A doença de Still é uma doença inflamatória, caracterizada pela presença de episódios diários de febre, artralgias e rash cutâneo, descrita pela primeira vez em 1896 por George Still em cinco crianças. Em 1971, após se verificar que a síndrome também poderia ocorrer em adultos, foi criado o termo doença de Still do adulto (DSA).

A DSA representa um desafio diagnóstico, mesmo para clínicos experientes, pois o diagnóstico é clínico e depende da exclusão de outras doenças. As suas principais manifestações, como febre, erupção cutânea e poliartralgia, também ocorrem em uma grande variedade de doenças infecciosas, neoplásicas e autoimunes.

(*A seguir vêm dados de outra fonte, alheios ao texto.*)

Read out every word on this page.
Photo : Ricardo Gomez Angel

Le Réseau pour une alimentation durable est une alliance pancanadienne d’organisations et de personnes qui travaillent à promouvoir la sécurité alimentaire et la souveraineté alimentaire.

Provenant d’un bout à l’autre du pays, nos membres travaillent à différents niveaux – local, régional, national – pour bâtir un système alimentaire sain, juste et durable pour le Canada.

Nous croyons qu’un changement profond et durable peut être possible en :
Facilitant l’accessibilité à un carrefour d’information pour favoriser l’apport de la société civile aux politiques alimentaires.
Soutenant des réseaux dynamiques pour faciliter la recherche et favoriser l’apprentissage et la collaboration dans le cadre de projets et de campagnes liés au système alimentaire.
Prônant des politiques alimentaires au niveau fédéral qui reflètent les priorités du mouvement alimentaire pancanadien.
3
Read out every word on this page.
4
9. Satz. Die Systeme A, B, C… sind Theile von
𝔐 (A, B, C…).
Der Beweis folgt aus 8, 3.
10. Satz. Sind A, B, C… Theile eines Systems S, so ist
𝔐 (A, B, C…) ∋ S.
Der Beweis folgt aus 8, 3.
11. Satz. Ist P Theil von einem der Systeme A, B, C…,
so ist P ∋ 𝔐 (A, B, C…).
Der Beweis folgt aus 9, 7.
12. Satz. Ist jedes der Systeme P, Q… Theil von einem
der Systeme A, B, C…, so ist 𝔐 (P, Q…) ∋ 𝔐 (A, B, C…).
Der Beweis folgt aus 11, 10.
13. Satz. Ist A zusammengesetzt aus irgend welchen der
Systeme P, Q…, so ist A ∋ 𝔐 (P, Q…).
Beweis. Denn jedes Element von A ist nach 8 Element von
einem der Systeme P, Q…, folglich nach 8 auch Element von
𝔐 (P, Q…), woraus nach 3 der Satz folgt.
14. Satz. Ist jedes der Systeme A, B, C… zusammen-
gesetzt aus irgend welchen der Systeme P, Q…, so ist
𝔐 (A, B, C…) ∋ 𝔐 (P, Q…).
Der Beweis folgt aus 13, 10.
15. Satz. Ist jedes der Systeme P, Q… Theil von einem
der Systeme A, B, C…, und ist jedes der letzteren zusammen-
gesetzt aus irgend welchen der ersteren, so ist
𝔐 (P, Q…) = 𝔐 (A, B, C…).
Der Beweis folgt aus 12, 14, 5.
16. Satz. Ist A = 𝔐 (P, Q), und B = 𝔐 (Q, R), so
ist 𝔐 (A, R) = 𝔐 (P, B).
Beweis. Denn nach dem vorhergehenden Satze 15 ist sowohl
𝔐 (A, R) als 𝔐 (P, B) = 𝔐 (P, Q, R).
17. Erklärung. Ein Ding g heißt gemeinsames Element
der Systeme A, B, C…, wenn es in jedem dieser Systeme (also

A incorporação dos critérios de exclusões nos critérios de classificação para DSA mostra a dificuldade do diagnóstico.

A doença é rara, com estimativa de 0,1?0,2 casos a cada 100 mil pessoas, com distribuição igual entre os sexos e picos bimodais entre 15 e 25 anos de idade e entre 35 e 45 anos de idade; apesar disso, casos podem ocorrer após os 70 anos de idade.

 

Etiologia

 

A etiologia da DSA não é completamente conhecida; todavia, acredita-se que fatores genéticos apresentem um papel relevante, com o HLA-B27, o B18 e o DR 2 envolvidos com a doença. Agentes infecciosos podem agir como um fator desencadeante da DSA, e, entre os agentes infecciosos que podem precipitar a doença, estão diversos vírus e as bactérias yersínia enterocolítica e mycoplasma pneumoniae.

 

Achados Clínicos

 

A DSA pode ter três padrões de distribuição semelhantes:

               um padrão monofásico, com manifestações como febre a artralgias que duram semanas a meses e com resolução em até 1 ano;

               um padrão intermitente, em que existem mais de um ou dois surtos de ativação da doença, com episódios entre as crises que duram de 1 a 2 anos;

               doença crônica, com sintomas persistentes, com predomínio de sintomas articulares, podendo ocorrer artrite erosiva.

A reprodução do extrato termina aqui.